Laboratory tests have shown the toxin can kill two types of cancer cells.
Flinders University lead researcher Barbara Sanderson says the discovery now needs to be tested on animals and humans before pharmaceutical companies could be approached.
Dr Sanderson was excited the tropical sea anemone's anti-cancer potential was being unlocked.
"We were all terribly excited that we'd got killing of the breast cancer cells and the mechanism of action was related to a potential therapeutic and also that the non-malignant origin cells were killed less, so it's a very exciting finding for us," she said.

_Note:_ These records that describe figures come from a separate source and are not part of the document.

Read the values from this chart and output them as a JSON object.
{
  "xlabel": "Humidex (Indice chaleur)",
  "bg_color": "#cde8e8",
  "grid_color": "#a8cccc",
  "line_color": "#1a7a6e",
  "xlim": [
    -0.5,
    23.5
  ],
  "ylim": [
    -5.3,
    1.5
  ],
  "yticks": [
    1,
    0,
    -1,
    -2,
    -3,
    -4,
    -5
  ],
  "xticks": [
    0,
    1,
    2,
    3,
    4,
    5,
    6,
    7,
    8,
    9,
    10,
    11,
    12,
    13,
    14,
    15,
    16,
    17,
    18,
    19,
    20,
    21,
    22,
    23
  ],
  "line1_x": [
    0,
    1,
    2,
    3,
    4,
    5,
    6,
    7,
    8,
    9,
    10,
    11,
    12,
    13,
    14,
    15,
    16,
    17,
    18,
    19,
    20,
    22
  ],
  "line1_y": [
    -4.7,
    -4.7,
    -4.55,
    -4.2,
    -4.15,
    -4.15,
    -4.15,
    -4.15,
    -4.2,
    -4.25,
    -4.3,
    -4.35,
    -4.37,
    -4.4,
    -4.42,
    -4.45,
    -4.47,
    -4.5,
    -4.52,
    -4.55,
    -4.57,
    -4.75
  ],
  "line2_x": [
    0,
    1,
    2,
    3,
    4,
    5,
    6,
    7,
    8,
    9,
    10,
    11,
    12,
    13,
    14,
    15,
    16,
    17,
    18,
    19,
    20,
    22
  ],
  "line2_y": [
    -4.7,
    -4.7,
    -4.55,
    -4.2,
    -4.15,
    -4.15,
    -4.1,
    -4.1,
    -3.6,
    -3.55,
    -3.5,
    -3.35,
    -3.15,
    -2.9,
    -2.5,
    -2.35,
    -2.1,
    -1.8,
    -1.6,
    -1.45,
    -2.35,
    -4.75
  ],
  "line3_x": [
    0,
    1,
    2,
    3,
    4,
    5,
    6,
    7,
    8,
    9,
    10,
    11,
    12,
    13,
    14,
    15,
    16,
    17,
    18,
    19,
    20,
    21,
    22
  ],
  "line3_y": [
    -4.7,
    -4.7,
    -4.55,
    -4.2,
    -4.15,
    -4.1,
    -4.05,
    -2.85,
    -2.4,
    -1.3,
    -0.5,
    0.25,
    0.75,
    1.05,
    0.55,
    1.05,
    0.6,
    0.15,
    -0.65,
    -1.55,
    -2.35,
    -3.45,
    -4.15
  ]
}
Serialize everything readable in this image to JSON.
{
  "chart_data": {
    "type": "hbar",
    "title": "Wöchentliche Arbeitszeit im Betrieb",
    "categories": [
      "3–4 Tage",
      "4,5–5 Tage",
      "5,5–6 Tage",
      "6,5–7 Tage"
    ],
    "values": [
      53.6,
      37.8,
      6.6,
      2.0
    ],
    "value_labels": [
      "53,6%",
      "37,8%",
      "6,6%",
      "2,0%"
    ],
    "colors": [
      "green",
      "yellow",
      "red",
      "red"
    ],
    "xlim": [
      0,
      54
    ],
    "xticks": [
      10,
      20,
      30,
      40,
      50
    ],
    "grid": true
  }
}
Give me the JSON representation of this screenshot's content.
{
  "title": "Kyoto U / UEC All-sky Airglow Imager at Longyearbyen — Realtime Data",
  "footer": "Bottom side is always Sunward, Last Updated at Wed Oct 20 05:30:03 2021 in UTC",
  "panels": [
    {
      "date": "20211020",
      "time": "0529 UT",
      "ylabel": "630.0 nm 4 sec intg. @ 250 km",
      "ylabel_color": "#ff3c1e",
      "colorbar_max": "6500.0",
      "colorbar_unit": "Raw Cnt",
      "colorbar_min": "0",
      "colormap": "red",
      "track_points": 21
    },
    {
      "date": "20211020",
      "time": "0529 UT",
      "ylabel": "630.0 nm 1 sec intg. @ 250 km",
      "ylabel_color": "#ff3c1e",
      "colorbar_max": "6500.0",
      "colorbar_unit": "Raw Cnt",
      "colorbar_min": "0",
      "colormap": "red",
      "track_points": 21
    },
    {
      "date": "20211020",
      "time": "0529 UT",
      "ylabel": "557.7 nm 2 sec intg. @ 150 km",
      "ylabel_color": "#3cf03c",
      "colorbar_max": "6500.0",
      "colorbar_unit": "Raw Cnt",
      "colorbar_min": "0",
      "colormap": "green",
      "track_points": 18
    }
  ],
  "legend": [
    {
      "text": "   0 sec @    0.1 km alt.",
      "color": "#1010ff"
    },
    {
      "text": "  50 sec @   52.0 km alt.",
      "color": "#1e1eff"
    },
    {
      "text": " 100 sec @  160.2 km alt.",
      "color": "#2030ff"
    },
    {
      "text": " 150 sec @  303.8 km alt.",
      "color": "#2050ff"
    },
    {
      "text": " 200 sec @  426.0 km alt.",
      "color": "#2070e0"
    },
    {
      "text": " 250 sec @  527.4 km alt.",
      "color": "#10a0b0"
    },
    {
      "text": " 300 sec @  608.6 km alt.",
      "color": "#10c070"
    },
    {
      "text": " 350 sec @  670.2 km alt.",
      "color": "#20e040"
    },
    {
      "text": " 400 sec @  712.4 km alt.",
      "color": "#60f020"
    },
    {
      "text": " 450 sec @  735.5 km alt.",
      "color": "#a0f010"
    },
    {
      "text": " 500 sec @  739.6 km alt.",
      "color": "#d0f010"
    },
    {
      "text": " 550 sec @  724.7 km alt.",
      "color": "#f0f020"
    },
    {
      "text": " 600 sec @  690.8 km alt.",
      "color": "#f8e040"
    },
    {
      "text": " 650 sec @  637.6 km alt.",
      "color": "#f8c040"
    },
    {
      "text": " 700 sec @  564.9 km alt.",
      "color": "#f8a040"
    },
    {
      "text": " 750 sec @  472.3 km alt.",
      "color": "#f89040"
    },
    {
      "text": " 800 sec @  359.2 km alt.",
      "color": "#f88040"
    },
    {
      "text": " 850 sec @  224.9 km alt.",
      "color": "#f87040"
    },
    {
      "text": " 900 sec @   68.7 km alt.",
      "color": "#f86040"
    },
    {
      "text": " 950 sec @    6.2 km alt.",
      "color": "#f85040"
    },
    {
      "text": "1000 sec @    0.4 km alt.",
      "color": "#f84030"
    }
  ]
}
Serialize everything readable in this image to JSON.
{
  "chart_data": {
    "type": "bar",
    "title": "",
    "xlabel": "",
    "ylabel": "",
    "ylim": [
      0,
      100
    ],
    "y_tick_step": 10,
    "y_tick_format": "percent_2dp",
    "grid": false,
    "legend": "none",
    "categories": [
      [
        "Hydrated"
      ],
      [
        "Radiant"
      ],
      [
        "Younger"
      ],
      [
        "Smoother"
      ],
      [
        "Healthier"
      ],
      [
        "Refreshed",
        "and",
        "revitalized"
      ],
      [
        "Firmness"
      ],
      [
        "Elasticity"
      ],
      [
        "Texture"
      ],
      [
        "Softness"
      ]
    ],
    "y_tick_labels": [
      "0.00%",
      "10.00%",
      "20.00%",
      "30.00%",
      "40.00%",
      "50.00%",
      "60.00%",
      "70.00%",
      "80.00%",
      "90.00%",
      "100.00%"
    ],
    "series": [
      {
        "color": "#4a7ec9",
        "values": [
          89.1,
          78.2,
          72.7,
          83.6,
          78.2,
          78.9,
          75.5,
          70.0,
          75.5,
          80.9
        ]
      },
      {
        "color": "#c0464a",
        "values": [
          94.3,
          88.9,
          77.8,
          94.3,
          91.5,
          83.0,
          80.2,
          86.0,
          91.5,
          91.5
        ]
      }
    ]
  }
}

"We collect the toxins in a non-invasive way simply by placing the anemone in a plastic bag and capturing the venom milk.
"The development of cancer therapeutics is a long road obviously, but this study has shown mechanisms involved in the way that the venom kills the cancer cells are suitable for a therapeutic development."
The researchers said sea anemones, such as the kind with many tentacles that clown fish live among, secrete active compounds and toxins as part of their defence and feeding.
Some of their toxins already have medicinal uses, such as in painkillers.